Figure 4 : LBA : petites levures d'Histoplasma capsulatum var. capsulatum (MGG x 1000)
Figure 5 : Frottis de moelle : petites levures d'Histoplasma capsulatum var. capsulatum (MGG x 400)

2) Cultures

Le laboratoire doit être informé de la possibilité d’une histoplasmose. Les cultures doivent être réalisées avec une extrême précaution. Elles ne peuvent être  faites que dans les laboratoires agréés, disposant d'une hotte de sécurité, sur milieu de Sabouraud à 25-30°C. Les cultures se présentent sous forme de colonies blanches duveteuses dont l’examen microscopique montre sur le mycelium des grosses spores spiculées (macroconidies) caractéristiques associées à des petites spores ou  microconidies. Ces formes saprophytiques filamenteuses, très contaminantes, représentent un réel danger pour le personnel des laboratoires.

Figure 6 : Histoplasma capsulatum, aspect microscopique (forme filamenteuse)

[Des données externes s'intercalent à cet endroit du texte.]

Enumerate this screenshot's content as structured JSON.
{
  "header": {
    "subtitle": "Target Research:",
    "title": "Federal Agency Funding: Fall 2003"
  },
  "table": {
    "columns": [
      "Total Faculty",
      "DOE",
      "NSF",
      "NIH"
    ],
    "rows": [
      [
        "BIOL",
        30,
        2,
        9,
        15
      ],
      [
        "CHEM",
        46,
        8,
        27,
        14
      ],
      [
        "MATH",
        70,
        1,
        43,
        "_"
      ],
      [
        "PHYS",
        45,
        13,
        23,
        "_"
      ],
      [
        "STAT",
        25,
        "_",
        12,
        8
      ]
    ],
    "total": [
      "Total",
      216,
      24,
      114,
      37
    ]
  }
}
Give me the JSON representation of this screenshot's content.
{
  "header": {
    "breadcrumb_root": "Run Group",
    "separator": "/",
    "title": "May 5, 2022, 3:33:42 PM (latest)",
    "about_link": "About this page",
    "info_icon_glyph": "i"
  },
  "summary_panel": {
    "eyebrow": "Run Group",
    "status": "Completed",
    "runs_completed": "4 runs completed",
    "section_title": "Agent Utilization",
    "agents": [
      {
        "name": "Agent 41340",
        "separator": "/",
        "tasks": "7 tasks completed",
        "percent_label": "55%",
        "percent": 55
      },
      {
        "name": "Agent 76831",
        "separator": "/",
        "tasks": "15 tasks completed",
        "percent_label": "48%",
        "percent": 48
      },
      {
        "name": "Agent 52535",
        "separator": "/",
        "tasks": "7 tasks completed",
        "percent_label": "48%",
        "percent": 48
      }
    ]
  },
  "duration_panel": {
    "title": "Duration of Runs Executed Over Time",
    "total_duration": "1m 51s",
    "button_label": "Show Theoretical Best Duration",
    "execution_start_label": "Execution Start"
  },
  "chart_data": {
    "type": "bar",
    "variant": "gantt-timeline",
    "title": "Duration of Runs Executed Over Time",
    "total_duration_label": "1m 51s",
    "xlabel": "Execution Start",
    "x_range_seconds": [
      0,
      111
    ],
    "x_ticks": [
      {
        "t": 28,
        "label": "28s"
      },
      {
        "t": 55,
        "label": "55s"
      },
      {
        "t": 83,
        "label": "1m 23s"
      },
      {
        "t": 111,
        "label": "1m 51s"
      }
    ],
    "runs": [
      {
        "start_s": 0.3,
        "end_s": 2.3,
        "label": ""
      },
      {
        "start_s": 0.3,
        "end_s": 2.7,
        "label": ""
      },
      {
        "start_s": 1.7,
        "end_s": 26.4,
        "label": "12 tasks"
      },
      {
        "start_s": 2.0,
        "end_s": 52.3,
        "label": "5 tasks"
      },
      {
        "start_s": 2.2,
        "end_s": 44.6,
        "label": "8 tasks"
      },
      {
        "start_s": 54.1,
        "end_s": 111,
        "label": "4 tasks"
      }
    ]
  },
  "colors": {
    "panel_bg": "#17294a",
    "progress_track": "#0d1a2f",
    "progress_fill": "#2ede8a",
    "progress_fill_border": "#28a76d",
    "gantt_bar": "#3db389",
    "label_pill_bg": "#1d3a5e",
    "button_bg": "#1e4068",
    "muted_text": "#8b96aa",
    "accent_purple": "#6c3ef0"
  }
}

3) Examen anatomo-pathologique

Plusieurs types de lésions histopathologiques, correspondant aux réactions de l’hôte, peuvent être observées. Par analogie avec la tuberculose  on distingue schématiquement plusieurs formes selon l’état immunitaire sous-jacent du sujet.

- Une forme tuberculoïde

Cette dernière correspond habituellement à une inoculation habituellement faible et une réponse tissulaire (de l’hôte) efficace. Elle montre des infiltrats lympho-histiocytaires ou granulomateux, riches en macrophages activés et en lymphocytes T CD4 progressivement recrutés in vivo. Les histoplasmes se présentent comme de rares levures ou blastospores de 2 à 3 µm de diamètre entourés d’un halo clair, à l’intérieur de cellules histiocytaires.

L’évolution de cette forme se fait, par analogie à  la tuberculose,  par une nécrose caséiforme.

Surrénales : Histoplasmose à Histoplasma capsulatum var. capsulatum

- Une forme anergique

Cette forme habituelle chez les patients séropositifs au VIH révèle à l'opposée une réaction tissulaire faible ou nulle. Les macrophages locaux (histiocytes) restent inactifs. L’aspect typique est  celui d’une abondance de levures intracellulaires dans les cellules mais aussi à l’extérieur. Beaucoup d’organes sont touchés (foie, rate, tube digestif, surrénales, os, moelle osseuse, etc.).

Poumon : Histoplasmose à Histoplasma capsulatum (imprégnation argentique x 500)

 - Une forme mixte

Elle  représente une forme intermédiaire entre  la forme tuberculoïde (réactionnelle) et la forme anergique (chez l'immunodéprimé).

- Une forme séquellaire

Dans cette forme, où prédomine la fibrose cicatricielle,on peut retrouver (après coloration argentique) de rares levures qui peuvent être  à l’origine d’une rechute ou d’une éventuelle réactivation.